# Toothpaste, Ratty, and Po



## lcs (Feb 7, 2012)

I've been here for a year so I guess it's time to officially introduce our three boys. They are just over year old. Toothpaste is the black and white and is from someone who ended up with two accidental litters when she got females for her kids and the other two are from the same place as Toothpaste's mother. Ratty is the gray and white and Po is the blue. I think it's interesting that even though they are all adults, Ratty and Po are quite a bit smaller that Toothpaste.

Anyway! The pics are from just a few days ago when the rats were out on the couch and Toothpaste and Po had fallen asleep and my son layed down next to them. He was petting Toothpaste when Toothpaste put his head right in his hand. Such a nice moment and my son was in heaven.

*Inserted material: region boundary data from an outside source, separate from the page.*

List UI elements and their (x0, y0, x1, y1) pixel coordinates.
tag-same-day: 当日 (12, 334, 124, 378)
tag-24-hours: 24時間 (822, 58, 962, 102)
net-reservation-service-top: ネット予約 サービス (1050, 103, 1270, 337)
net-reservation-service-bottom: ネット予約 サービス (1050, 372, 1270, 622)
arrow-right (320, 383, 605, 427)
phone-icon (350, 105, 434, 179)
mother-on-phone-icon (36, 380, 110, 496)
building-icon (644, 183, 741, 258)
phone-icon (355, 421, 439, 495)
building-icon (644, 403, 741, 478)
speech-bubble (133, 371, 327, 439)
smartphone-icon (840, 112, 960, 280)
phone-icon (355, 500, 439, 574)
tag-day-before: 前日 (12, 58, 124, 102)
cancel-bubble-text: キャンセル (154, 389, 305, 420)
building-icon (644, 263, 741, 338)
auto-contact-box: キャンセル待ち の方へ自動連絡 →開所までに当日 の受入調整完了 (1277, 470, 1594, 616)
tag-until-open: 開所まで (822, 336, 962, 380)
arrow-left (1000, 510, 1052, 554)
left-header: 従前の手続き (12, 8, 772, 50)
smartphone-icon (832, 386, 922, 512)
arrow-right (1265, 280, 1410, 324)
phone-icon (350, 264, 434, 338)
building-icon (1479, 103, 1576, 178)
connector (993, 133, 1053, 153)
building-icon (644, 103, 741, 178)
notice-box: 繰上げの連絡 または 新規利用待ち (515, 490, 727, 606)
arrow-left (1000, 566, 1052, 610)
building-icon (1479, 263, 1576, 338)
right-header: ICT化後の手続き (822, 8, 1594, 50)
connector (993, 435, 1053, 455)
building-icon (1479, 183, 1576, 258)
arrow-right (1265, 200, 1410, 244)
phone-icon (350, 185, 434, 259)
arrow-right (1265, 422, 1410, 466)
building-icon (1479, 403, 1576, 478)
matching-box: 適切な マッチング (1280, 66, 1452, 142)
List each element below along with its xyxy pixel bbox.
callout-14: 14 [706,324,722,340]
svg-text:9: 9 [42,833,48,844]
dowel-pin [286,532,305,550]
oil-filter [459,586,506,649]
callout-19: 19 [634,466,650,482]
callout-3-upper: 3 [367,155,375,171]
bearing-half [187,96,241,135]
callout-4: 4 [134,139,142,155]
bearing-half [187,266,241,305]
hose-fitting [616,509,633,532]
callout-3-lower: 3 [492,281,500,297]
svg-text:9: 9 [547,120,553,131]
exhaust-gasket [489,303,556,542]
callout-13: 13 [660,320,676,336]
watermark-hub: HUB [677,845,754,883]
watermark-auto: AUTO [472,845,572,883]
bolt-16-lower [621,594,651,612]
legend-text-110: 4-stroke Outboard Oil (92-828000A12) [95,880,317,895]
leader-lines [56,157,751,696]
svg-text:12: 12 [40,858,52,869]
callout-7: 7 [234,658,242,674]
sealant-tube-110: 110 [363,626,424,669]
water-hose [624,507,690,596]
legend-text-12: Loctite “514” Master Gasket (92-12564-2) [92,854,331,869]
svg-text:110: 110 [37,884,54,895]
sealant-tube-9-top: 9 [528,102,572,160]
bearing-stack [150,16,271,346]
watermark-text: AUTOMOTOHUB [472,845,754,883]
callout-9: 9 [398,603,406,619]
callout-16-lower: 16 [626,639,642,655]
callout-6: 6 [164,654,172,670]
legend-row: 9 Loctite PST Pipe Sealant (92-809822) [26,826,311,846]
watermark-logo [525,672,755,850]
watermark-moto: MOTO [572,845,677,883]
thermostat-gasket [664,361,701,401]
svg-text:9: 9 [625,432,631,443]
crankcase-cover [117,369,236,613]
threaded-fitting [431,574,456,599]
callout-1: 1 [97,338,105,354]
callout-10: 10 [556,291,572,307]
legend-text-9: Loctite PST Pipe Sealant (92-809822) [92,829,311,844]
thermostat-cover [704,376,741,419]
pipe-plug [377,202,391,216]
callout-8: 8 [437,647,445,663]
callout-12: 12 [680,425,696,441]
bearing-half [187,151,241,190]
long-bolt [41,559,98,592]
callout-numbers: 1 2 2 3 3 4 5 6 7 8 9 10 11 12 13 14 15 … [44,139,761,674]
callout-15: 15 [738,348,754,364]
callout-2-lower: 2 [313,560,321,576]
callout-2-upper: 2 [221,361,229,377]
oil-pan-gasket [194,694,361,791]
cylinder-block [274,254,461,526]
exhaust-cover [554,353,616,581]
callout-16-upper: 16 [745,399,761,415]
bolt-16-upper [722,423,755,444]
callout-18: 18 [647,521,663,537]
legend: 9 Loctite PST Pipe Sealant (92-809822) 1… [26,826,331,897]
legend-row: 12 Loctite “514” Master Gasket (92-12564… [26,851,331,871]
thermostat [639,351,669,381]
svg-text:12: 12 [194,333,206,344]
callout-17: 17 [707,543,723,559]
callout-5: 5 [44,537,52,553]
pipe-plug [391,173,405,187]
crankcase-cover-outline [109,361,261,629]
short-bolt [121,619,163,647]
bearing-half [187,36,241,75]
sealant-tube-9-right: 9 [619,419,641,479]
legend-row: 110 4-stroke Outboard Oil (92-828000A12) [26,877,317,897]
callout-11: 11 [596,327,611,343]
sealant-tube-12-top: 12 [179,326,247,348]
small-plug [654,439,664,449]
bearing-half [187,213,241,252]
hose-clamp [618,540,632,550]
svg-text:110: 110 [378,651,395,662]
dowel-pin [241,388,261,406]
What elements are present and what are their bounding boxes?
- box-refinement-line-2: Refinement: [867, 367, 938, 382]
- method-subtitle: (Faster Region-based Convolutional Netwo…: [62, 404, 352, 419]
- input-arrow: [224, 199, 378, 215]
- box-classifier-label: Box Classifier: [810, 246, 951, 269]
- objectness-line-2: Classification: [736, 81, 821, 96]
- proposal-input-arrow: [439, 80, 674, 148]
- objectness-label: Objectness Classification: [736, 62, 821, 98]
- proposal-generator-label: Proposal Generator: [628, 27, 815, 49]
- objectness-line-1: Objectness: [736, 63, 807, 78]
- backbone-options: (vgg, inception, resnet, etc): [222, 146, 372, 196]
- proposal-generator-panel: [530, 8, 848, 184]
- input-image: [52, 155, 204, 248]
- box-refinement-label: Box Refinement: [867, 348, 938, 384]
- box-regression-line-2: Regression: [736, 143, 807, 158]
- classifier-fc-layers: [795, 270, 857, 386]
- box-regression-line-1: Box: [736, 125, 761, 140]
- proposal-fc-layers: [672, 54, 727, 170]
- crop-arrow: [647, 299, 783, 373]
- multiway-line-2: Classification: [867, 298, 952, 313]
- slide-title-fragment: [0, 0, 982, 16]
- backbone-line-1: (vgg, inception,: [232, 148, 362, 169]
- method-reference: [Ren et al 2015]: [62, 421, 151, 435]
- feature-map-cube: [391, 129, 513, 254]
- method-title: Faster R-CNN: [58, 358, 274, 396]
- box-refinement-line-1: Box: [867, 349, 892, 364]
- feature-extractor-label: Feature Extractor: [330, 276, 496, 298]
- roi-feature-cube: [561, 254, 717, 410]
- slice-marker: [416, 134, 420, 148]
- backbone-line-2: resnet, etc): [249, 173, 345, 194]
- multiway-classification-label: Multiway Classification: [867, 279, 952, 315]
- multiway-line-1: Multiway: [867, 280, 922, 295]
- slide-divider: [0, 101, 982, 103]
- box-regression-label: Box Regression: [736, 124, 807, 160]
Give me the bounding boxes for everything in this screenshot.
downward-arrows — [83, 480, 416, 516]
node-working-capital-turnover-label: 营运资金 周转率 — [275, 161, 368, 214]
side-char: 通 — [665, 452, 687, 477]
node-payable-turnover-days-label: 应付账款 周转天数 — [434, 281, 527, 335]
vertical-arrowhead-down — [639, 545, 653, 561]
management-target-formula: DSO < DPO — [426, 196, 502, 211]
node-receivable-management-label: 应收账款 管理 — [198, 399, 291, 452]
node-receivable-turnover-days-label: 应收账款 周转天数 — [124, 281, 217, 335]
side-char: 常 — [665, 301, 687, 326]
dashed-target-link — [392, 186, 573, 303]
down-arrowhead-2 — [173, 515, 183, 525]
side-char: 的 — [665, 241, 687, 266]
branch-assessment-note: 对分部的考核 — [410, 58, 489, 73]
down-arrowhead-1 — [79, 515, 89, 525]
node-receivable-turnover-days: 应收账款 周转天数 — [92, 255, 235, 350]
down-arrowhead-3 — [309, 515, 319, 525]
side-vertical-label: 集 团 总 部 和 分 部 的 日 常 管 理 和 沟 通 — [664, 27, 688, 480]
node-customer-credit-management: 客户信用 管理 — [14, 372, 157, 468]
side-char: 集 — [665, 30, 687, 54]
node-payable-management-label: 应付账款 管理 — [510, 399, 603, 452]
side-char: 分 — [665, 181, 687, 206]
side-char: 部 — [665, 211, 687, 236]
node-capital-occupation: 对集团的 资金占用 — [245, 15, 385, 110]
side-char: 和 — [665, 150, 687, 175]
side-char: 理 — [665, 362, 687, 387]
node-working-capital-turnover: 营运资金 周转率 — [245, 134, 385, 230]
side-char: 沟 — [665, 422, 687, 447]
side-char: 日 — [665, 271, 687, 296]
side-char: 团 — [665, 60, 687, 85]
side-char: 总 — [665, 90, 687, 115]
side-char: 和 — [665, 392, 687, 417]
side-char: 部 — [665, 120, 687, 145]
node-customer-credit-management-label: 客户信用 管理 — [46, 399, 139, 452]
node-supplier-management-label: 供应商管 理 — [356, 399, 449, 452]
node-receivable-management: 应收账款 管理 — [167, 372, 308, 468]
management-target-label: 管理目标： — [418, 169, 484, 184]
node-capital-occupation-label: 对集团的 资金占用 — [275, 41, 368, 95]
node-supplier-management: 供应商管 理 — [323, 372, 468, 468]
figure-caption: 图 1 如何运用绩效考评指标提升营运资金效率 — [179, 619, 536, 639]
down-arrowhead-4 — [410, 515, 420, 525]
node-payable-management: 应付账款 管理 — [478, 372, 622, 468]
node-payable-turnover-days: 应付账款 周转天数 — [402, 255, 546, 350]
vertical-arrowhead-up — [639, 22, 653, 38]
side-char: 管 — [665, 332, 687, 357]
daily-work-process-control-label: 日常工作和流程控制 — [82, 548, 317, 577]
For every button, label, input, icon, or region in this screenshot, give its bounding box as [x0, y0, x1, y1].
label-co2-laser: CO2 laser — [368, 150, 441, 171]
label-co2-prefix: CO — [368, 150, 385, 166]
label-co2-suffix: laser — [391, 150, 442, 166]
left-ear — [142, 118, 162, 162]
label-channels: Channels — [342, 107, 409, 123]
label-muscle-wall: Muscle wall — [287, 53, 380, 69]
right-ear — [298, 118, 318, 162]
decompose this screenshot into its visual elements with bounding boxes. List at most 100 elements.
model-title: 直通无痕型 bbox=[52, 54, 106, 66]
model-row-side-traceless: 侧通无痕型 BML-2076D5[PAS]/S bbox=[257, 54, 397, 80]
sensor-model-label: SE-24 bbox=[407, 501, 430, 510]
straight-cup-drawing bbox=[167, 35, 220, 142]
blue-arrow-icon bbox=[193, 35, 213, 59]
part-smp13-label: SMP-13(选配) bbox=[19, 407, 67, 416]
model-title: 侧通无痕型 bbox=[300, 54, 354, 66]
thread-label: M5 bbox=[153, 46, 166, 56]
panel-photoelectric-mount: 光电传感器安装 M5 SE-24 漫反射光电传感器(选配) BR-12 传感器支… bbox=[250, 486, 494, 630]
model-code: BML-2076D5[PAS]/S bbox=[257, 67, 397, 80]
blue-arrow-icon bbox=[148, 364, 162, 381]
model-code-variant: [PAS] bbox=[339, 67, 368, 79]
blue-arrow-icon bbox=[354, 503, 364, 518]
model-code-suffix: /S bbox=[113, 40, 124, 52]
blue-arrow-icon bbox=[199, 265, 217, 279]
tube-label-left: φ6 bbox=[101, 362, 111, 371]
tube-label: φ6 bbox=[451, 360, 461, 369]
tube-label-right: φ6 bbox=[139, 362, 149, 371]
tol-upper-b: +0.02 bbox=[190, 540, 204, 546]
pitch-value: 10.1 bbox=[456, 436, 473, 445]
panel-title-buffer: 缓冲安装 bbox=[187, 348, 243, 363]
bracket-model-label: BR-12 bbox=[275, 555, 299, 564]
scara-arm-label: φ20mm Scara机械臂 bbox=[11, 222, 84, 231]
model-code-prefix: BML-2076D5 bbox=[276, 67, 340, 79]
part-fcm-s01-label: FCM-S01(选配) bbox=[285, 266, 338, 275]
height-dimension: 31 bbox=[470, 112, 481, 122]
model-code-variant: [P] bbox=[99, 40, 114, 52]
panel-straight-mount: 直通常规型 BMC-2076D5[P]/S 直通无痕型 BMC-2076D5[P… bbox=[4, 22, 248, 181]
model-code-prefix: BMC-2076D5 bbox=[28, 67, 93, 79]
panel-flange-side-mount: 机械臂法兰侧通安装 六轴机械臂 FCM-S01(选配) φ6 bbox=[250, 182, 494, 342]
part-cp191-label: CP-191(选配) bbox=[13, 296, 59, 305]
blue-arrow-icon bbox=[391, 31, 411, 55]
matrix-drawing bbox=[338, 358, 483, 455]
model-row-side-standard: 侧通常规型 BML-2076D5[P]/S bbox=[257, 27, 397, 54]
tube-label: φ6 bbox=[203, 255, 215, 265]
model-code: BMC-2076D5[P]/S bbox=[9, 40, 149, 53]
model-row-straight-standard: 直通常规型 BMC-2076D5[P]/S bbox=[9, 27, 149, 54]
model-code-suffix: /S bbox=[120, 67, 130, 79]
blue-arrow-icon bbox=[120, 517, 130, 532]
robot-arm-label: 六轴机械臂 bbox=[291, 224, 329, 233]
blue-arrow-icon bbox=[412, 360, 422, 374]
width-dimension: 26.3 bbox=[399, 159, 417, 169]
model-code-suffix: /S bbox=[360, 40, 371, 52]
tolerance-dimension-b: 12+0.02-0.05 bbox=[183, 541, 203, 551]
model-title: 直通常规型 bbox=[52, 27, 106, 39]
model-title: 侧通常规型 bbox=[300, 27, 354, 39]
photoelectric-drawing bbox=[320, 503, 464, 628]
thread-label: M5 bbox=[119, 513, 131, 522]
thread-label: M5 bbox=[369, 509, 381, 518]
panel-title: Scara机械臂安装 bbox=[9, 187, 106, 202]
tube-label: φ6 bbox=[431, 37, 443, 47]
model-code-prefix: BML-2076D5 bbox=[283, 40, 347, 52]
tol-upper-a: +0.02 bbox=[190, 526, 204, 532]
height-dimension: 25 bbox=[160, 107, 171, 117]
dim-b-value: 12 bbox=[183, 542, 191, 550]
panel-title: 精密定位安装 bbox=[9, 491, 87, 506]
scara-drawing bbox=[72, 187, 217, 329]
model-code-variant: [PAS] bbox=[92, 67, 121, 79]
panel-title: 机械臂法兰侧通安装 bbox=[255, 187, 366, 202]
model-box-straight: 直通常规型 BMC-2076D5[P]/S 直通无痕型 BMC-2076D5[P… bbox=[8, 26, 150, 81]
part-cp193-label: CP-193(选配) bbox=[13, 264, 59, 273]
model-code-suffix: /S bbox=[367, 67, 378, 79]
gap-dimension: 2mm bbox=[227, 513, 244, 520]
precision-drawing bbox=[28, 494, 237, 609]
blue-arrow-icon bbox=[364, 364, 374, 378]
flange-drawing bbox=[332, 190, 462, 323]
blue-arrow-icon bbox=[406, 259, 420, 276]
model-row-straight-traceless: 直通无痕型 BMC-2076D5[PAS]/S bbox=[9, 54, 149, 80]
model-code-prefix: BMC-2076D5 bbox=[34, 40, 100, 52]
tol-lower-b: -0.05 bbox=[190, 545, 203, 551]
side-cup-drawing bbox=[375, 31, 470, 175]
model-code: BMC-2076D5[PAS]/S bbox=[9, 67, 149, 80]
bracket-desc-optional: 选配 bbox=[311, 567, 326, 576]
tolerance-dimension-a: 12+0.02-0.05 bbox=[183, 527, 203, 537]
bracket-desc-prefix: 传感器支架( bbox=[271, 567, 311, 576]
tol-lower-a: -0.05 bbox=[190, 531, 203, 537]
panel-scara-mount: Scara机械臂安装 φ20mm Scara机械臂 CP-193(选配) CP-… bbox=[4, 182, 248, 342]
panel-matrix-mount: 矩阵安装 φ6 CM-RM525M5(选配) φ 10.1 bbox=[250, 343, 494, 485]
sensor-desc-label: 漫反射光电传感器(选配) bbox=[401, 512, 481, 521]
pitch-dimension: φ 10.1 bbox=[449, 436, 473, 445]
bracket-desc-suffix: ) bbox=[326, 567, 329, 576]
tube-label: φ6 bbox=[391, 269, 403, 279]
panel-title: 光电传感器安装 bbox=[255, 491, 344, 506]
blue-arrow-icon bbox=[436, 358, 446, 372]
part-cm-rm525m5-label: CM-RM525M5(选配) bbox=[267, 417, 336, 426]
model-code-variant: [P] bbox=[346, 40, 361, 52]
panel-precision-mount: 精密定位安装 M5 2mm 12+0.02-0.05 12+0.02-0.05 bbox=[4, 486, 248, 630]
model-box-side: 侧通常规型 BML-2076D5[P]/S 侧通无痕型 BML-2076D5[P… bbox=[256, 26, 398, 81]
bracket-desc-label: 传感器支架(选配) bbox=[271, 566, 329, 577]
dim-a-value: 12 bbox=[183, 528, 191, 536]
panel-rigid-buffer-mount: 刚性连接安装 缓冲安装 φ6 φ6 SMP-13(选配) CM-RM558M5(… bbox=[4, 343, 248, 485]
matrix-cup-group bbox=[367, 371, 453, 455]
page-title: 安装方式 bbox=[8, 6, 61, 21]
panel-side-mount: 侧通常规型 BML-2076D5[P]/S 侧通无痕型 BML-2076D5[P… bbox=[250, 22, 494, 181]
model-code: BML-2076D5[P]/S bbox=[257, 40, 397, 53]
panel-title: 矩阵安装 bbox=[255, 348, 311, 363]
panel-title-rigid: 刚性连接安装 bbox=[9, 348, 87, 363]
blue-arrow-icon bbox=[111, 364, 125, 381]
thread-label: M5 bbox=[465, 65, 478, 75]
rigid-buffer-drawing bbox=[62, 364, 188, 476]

Well, Ratty decided he didn't want to be left out so he managed to sardine himself into the box as well. This picture doesn't show it, but Toothpaste was seriously annoyed.










So Toothpaste left and Ratty and Po got comfortable.










And of course _that_ has to be the box they're in when all this happens :


----------



## zurfaces (Jan 16, 2013)

I didnt even notice until you mentioned it. A box is a box lol my girls have played in tampon boxes before. If its made of cardboard it goes in the rat cage lol your boys are adorable 

Sent from Petguide.com Free App


----------



## Aether (Mar 7, 2013)

They're all adorable


----------



## PurpleGirl (Oct 12, 2012)

They're beautiful! Where did Toothpaste's name spring from? That made me laugh.


----------



## Rumy91989 (Dec 31, 2012)

They are so super adorable, oh my goodness!  LOVE THEM!


----------



## lcs (Feb 7, 2012)

Thanks for the kind words! Toothpaste is my son's. He's 8 and that's the name he came up with. I've asked him why Toothpaste several times and he says that he looks like toothpaste. Yeah, I don't know either. We do get a lot of joke mileage out of the name though. Ratty is my daughter's, she's five and the name Ratty was, I kid you not, her ninth choice. Everytime he did something new she changed his name; Scratchy, Wiggles, Chewy, etc, etc. . .

My kids are so head over heels in love with these guys I can't bear to think about the day when we lose one.


----------



## apac (Jan 23, 2012)

they are adorable! such handsom cuddly boys!


----------



## ratchet (Sep 27, 2012)

They are all so winsome! The picture with your son's hands and Toothpaste cuddling is precious. 


Sent from Petguide.com Free App


----------



## cagedbirdsinging (May 28, 2012)

I don't take too many cage pictures because of all of the semi-embarrassing boxes that the boys love to "recycle".


----------



## Clover_Luna (Feb 26, 2013)

So cute. I love their colors.


----------



## LightningWolf (Jun 8, 2012)

Toothpaste has an Awesome name. I think little kids are more creative with names. ;D

Oh and they are all amazing and adorable


----------



## Jluckie (Feb 27, 2013)

I love them!! They are so snugly and big!! I hope my boys get like that! Squishy!!


Sent from Petguide.com Free App


----------



## PurpleGirl (Oct 12, 2012)

I've said it before and I'll say it again, rats are just *the* best pets for kids. Teaches them responsibility of looking after an animal (cage to clean, feeding etc) and they're a nice size to handle. I very much like hamsters but I don't know why they're the top choice of small pet for children, a rat is much less likely to ever nip and unlike most hamsters, they really enjoy spending time with their owners.


----------



## lcs (Feb 7, 2012)

> I've said it before and I'll say it again, rats are just *the* best pets for kids.


I couldn't agree more. One of our boys, Po, is quite shy and startles easily; he's not exactly timid, but definately more reserved than the other two. Knowing how to be around him so he's comfortable has been a great learning experience for my kids. Especially my five year old who is rather high energy. I have to remind her now and then to go slow, but overall she is great about being considerate of all the rats.


----------